LactalisLe Foll pointe le manque de transparence du groupe et un retard du gouvernement

| AFP

L'ancien ministre de l'agriculture Stéphane Le Foll (PS) a pointé vendredi la « responsabilité » et le manque de « transparence » de Lactalis, mais aussi un « retard » dans l'action gouvernementale, après la vente de boîtes de lait infantile contaminé à la salmonelle.

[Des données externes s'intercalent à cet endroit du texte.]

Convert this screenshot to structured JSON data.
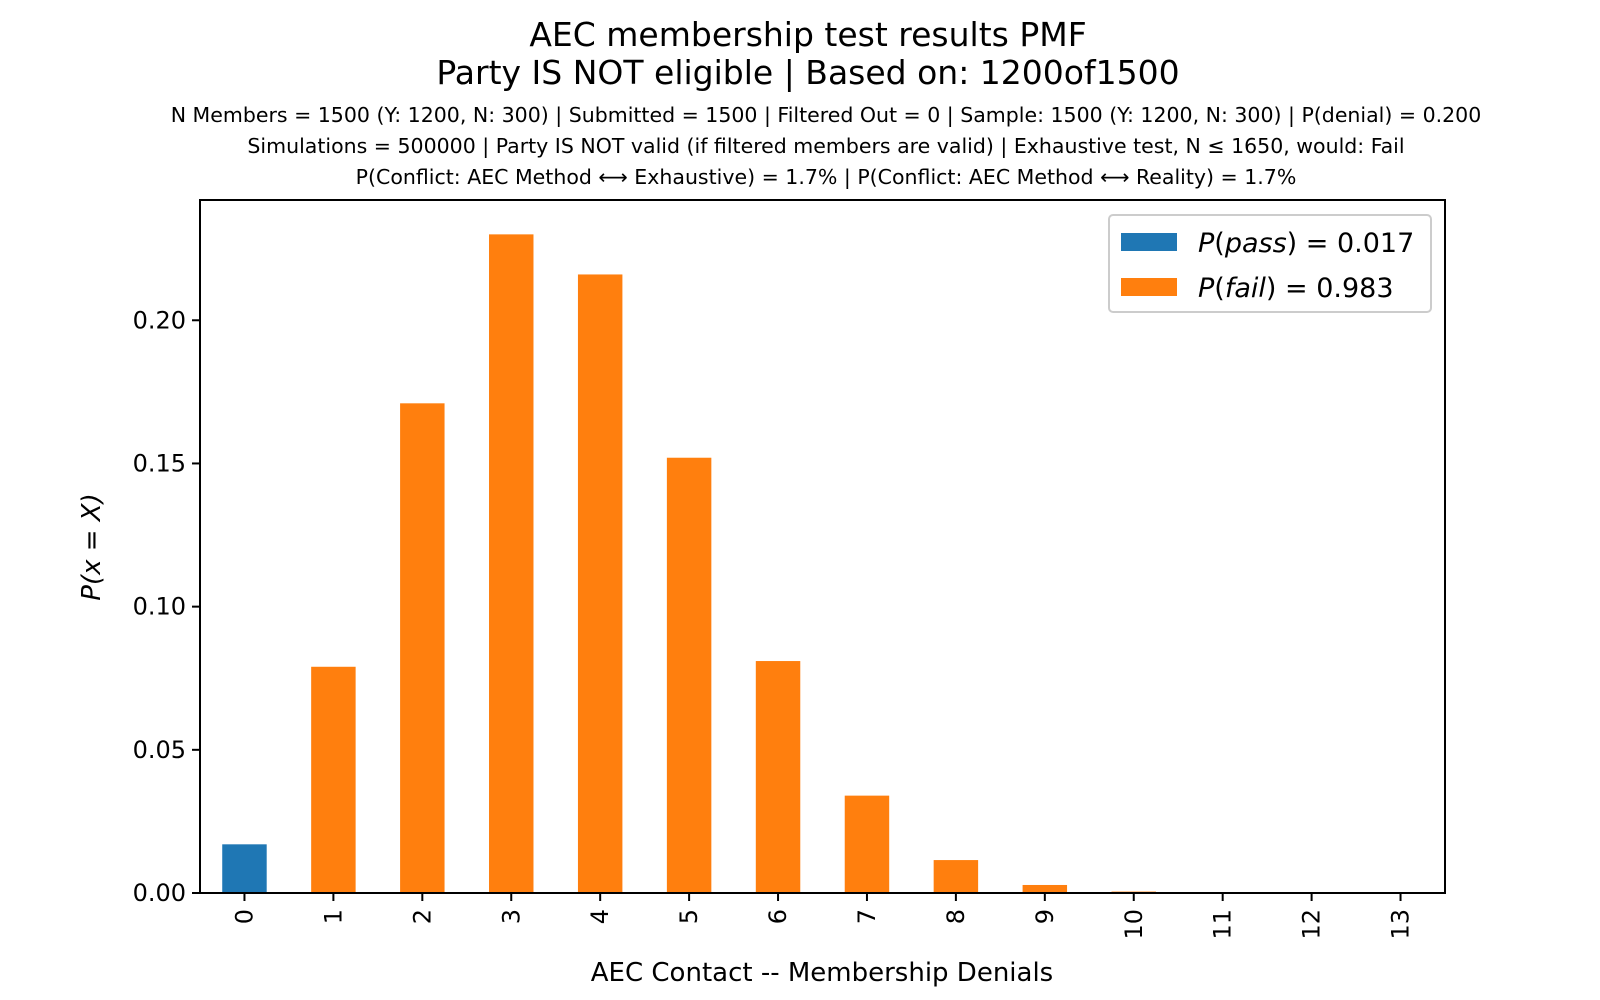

« Une entreprise d'abord a failli. Dès la fin août, l'entreprise, sur des contrôles internes, découvre des problèmes de salmonelle, et au mois de janvier on est toujours dans ce problème », a déploré Stéphane Le Foll sur France Inter. « Une responsabilité d'autocontrôle systématique de tous les acteurs » est « engagée », y compris au niveau de la grande distribution, a-t-il jugé. Lactalis « n'a pas voulu » retirer les produits incriminés ou « n'a pas mis les moyens pour le faire ».

Le ministre de l'économie Bruno Le Maire a expliqué avoir dû signer lui-même le 9 décembre, faute d'accord avec Lactalis, un arrêté demandant la suspension de la commercialisation des laits infantiles et le rappel de quelque 600 lots, soit 11.000 tonnes. Malgré ce rappel, en trois étapes en décembre, des supermarchés ont reconnu avoir continué à commercialiser des produits qui auraient dû être retirés de la vente.

Stéphane le Foll a ensuite regretté l'opacité de Lactalis, rappelant qu'en tant que ministre de l'agriculture, il n'avait « jamais » rencontré le patron du groupe, Emmanuel Besnier.

Concernant le gouvernement, « il y a eu un retard que je n'arrive pas à comprendre », a aussi déclaré Stéphane Le Foll. « Je n'ai rien à reprocher sur la séquence, on essaye de négocier, ils ne veulent pas, on prend un arrêté, mais à ce moment là on n'attend pas un mois pour parler », a-t-il lancé. « Si, entre le 2 et le 9 (décembre) le constat est fait que l'entreprise ne fait pas son travail, à ce moment-là, il fallait que (...) les ministres s'expriment, en disant "ça suffit" », a-t-il estimé. « Quand on est obligé de prendre un arrêté, on le dit, on met tout de suite avec l'opinion à témoin une pression politique pour que les choses se règlent », a poursuivi le candidat à la tête du PS. « Il y a un mois qui est passé, et c'est un mois de trop ».